The two ongoing studies in Florida and San Diego were also designed with a condensed dosing schedule and increasing doses. The safety profile allows researchers to push the dose and still have it be well-tolerated by patients. Zindrick also notes there is always a concern with viral therapy about whether or not the virus could be released into the environment, exposing family members or healthcare professionals. Since vaccinia virus is not a natural pathogen, the risk of some sort of outbreak is nonexistent.  Data from the previous four human clinical trials showed that there is minimal to no viral shedding. If the virus is released, it breaks down quickly within 24 hours. As a result of extensive knowledge built over the years and data from these previous trials, current patients are being treated on an outpatient basis.

The Future Looks Bright

Moving forward, Zindrick likes the oncolytic vaccinia virus immunotherapy approach for several reasons. First, he believes the safety profile is viable in many instances and is more advantageous than some targeted therapies that were specifically designed to minimize the side effects of chemo and radiation. He notes vaccinia has the safety profile of a targeted therapy but does not work through any particular type of receptor. As a result, Genelux was able to show the ability to safely and effectively treat and eradicate all the different major tumor types (more than 20 in all) that were tested extensively in animal models in its labs.

Multiple factors cause cancer and the biological complexities of cancer make it difficult to treat.  As people have come to better understand the tumor microenvironment and its complexities at a genomic level, it’s increasingly accepted that there is not going to be a single magic bullet for the treatment of cancer. Researchers are looking at the idea that combination therapies will ultimately be what are required to have a consistent efficacy against cancer.

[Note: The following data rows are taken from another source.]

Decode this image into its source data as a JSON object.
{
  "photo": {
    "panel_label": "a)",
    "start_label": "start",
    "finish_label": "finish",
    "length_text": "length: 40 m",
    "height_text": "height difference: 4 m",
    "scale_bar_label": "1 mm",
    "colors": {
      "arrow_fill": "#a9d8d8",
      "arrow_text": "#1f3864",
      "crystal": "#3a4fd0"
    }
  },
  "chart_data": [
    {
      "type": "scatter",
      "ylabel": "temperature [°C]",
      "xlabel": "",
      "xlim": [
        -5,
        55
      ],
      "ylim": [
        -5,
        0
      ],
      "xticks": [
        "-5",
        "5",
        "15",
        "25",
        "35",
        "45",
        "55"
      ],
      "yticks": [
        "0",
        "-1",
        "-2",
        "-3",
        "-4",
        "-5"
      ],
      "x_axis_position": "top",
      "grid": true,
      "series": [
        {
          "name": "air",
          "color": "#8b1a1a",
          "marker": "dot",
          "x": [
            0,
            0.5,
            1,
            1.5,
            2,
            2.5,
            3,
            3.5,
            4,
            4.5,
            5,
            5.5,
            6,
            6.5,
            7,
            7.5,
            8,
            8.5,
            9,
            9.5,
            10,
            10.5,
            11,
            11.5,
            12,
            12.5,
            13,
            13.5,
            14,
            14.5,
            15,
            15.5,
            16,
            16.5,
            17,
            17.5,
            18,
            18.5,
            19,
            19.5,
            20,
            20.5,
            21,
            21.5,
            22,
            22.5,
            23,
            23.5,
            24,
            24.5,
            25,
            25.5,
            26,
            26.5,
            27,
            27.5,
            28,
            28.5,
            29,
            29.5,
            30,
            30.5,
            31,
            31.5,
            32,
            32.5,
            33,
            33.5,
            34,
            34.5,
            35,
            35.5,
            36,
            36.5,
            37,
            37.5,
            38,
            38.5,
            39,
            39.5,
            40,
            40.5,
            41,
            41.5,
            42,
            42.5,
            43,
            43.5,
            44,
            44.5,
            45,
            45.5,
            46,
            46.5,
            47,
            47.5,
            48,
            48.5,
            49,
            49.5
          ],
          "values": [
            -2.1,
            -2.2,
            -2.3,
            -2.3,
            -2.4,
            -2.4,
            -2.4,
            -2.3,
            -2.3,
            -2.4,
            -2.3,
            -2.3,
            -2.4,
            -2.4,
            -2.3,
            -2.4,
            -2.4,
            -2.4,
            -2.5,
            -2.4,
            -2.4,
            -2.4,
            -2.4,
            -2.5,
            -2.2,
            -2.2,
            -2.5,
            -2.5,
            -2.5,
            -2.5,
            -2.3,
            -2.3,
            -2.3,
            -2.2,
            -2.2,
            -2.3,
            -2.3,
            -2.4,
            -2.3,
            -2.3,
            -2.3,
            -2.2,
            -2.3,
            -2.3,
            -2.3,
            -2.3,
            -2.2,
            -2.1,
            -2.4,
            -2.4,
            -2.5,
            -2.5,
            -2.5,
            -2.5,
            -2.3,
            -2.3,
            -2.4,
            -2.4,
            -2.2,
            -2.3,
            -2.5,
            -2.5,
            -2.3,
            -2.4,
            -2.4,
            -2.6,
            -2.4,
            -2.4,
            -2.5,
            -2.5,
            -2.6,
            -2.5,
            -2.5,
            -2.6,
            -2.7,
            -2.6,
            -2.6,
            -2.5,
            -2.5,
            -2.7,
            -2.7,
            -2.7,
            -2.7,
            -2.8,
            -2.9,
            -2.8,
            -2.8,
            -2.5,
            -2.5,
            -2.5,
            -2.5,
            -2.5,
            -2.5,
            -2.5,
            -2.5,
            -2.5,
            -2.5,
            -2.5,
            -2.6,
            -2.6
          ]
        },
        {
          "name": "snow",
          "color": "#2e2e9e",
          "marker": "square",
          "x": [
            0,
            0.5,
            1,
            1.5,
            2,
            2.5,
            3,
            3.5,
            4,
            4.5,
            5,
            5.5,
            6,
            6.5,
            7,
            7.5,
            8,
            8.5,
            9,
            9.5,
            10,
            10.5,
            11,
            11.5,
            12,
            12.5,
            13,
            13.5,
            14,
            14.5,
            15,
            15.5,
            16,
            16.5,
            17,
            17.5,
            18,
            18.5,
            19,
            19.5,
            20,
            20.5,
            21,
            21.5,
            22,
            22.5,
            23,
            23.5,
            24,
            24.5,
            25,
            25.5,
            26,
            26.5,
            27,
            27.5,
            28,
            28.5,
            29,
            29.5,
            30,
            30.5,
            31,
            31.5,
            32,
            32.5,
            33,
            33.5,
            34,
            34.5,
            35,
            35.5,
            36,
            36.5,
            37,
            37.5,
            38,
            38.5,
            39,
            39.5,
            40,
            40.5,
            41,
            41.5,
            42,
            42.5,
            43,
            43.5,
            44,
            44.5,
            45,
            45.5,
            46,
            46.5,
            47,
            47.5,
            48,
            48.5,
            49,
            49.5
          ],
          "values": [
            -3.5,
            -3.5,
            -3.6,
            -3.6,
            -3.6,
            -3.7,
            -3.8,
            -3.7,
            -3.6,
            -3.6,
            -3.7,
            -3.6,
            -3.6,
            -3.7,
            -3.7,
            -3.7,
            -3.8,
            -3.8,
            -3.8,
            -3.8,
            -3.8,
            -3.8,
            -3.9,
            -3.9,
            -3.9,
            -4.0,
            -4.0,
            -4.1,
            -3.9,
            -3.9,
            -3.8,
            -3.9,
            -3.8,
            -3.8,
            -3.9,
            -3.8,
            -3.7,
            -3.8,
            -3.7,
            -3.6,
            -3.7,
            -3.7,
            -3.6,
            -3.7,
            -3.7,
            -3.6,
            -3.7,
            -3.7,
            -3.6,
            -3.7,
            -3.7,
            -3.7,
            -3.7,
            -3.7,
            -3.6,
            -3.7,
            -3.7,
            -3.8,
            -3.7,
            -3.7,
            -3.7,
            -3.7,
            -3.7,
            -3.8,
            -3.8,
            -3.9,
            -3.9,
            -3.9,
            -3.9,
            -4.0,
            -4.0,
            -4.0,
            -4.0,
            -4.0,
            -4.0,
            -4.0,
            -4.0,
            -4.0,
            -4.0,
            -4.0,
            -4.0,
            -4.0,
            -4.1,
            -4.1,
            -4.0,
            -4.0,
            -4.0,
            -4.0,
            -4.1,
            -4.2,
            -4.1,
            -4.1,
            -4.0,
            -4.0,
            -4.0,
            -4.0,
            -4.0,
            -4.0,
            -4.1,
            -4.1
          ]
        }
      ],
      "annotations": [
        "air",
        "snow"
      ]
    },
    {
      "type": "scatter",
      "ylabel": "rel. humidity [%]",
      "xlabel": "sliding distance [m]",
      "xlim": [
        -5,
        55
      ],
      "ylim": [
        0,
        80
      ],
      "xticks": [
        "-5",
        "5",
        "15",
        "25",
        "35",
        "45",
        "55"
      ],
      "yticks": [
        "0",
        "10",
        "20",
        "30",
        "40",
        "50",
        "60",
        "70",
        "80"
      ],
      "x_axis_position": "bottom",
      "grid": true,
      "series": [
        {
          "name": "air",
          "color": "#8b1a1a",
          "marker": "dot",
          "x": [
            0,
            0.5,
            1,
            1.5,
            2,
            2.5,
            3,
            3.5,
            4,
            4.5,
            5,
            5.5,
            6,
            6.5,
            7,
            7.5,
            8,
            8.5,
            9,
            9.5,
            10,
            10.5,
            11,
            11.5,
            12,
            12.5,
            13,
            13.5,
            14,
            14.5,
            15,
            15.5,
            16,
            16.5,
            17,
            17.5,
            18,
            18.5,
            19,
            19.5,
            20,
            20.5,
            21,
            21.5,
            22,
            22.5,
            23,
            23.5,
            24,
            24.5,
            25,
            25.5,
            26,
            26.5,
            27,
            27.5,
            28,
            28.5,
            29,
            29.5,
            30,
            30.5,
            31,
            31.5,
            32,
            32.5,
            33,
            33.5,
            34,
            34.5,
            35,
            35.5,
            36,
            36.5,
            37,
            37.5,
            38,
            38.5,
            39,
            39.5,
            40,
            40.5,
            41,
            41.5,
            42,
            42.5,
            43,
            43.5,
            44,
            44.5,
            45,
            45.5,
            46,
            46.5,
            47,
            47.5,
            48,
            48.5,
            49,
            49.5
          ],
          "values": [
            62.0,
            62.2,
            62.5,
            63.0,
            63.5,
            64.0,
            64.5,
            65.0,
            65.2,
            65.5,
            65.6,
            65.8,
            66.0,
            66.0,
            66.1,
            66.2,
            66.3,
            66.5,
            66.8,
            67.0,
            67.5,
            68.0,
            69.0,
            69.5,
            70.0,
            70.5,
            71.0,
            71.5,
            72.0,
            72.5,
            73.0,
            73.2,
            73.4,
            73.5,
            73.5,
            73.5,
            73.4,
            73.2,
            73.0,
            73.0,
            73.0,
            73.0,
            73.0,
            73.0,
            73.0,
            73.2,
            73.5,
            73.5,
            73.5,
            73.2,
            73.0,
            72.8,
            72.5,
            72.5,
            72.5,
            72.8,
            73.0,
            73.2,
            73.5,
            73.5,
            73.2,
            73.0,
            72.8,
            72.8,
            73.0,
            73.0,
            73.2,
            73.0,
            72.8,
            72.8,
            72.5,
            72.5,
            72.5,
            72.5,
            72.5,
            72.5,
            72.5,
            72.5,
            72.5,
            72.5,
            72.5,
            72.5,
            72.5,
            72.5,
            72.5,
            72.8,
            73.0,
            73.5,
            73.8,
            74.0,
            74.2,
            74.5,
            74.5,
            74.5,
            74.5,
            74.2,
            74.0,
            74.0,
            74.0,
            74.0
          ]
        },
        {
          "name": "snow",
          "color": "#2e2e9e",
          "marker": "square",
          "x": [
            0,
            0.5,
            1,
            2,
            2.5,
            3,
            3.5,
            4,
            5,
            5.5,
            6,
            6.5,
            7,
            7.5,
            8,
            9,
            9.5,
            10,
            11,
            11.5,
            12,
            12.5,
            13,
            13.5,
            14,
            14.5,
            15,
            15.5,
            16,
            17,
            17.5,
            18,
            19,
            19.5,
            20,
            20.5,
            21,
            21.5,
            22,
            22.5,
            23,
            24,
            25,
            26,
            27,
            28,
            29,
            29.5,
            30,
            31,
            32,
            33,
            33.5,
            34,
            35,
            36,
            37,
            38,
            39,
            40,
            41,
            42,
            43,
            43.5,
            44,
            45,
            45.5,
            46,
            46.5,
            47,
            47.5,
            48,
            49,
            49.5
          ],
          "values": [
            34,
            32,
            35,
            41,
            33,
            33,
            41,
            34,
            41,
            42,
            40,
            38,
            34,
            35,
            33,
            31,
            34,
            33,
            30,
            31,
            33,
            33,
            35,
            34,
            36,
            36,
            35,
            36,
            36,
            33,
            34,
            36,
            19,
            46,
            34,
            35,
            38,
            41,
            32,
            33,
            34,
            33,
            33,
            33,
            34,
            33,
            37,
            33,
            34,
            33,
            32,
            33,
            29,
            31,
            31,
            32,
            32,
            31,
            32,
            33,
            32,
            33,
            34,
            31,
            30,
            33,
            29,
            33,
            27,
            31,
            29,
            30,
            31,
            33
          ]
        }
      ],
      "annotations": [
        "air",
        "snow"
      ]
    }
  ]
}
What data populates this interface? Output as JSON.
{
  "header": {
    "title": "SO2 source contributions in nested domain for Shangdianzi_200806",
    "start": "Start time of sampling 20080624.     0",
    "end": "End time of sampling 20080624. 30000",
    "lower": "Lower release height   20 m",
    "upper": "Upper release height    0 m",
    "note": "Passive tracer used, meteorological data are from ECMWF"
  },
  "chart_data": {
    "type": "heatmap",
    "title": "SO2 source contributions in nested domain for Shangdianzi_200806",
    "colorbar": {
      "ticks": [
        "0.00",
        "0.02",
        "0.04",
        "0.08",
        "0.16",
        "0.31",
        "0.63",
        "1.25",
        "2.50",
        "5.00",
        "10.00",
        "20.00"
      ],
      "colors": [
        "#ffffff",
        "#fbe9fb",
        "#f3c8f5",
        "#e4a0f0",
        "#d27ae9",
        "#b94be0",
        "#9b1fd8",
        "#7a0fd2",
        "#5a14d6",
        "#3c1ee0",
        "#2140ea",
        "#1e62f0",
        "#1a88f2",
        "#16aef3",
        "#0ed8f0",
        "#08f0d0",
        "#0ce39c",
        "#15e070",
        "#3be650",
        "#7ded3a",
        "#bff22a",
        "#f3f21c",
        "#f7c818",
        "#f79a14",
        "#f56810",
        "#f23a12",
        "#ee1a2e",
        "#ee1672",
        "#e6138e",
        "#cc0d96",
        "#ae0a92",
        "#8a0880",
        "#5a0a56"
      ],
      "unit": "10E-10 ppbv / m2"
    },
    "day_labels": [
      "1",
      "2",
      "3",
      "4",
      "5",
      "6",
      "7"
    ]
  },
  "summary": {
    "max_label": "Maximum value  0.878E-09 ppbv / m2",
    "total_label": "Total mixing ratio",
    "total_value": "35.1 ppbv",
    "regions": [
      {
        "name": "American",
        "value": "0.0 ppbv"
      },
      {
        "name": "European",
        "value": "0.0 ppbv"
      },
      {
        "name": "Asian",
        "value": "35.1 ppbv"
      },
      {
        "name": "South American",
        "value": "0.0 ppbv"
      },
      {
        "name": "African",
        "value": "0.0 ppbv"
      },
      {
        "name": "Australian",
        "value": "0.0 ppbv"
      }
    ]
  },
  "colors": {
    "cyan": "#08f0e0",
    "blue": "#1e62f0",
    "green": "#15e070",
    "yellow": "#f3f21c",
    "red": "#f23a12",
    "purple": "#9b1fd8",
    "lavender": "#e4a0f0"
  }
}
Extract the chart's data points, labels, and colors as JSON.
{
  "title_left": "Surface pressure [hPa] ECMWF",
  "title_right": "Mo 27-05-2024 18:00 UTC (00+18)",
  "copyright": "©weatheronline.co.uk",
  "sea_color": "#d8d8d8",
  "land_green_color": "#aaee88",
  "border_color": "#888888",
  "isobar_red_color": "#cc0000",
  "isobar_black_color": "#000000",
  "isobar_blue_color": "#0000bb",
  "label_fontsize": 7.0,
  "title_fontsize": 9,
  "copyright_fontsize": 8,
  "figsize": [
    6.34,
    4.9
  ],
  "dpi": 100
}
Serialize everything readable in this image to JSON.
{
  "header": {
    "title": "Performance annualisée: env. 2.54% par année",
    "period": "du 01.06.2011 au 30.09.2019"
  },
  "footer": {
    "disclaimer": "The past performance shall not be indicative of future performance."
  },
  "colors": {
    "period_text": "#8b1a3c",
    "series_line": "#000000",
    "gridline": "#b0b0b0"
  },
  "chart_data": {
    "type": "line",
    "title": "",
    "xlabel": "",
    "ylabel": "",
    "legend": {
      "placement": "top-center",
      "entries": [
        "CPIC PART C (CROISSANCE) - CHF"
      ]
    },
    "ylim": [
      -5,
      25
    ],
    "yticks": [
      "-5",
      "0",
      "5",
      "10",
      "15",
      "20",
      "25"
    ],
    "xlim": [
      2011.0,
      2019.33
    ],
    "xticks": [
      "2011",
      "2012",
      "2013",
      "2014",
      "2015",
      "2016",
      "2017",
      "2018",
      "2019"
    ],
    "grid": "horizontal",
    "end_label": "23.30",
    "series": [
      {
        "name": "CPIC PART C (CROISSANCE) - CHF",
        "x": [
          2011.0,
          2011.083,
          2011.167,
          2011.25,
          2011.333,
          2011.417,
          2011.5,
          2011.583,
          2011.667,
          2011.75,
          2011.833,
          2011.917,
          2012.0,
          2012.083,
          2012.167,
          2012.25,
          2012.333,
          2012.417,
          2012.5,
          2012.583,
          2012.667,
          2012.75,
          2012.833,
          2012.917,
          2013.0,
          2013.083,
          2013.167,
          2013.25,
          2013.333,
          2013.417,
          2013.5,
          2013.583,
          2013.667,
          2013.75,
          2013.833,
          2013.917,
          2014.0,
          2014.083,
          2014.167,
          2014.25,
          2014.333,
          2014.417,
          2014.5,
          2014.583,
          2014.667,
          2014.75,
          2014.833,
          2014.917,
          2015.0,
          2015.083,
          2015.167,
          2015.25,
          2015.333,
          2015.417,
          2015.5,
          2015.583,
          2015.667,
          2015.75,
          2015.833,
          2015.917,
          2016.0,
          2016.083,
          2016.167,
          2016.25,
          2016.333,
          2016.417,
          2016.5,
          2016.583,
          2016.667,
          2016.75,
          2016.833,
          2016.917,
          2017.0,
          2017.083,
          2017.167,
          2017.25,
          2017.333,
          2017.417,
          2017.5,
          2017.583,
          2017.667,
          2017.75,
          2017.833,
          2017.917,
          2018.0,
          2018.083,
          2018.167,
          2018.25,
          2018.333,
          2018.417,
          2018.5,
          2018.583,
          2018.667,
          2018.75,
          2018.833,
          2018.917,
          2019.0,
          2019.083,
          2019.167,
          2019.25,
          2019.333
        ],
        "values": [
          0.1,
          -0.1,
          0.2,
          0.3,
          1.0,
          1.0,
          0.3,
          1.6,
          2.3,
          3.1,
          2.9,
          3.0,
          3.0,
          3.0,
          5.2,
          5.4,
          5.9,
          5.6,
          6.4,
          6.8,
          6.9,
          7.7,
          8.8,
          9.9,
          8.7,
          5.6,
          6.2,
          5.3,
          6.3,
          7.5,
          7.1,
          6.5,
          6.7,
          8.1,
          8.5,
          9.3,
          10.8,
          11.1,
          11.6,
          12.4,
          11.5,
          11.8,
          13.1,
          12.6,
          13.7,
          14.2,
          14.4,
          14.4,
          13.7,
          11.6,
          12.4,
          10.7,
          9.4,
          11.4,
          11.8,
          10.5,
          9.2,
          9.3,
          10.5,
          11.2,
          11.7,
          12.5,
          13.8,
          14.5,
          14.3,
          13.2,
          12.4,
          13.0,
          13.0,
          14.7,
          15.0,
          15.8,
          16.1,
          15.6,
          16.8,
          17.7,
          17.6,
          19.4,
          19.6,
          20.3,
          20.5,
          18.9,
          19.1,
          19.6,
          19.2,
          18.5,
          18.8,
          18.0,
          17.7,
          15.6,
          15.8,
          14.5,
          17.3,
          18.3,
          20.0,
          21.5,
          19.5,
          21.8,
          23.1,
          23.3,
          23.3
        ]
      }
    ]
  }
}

A second reason is that vaccinia-based immunotherapy is an ideal partner for combining with different types of cancer therapies.  At the forefront of cancer drug development is immuno-oncology (IO), which exploits the complexity of tumor biology to educate the immune system to mount a powerful and prolonged attack against the cancer, offering the promise of longer-term survival.

Checkpoint inhibitors and T cell therapies are leading treatments in IO. Zindrick pointed out that while these modalities have demonstrated exciting results, the effects of each have been limited by the tumor microenvironment. 

The inflammation created by GL-ONC1 infection converts the tumor into an immunological “hot spot”, thereby reducing cancer tissue-associated immune suppression that otherwise permits the tumor to evade the immune system. Thus, in addition to its own anti-tumoral effects, by altering the tumor microenvironment vaccinia can facilitate a stronger and broader response of these other modalities.

“Vaccinia will supercharge the engine to maximize performance of the other therapies,” says Zindrick. “That is a perfect combination product. Genelux is ideally positioned to have the best of both worlds. We have the safety profile of the targeted therapies, but we have the potential for the broad spectrum of activity of the general cytotoxics. We are excited to be part of the immunotherapeutic frontier against cancer.”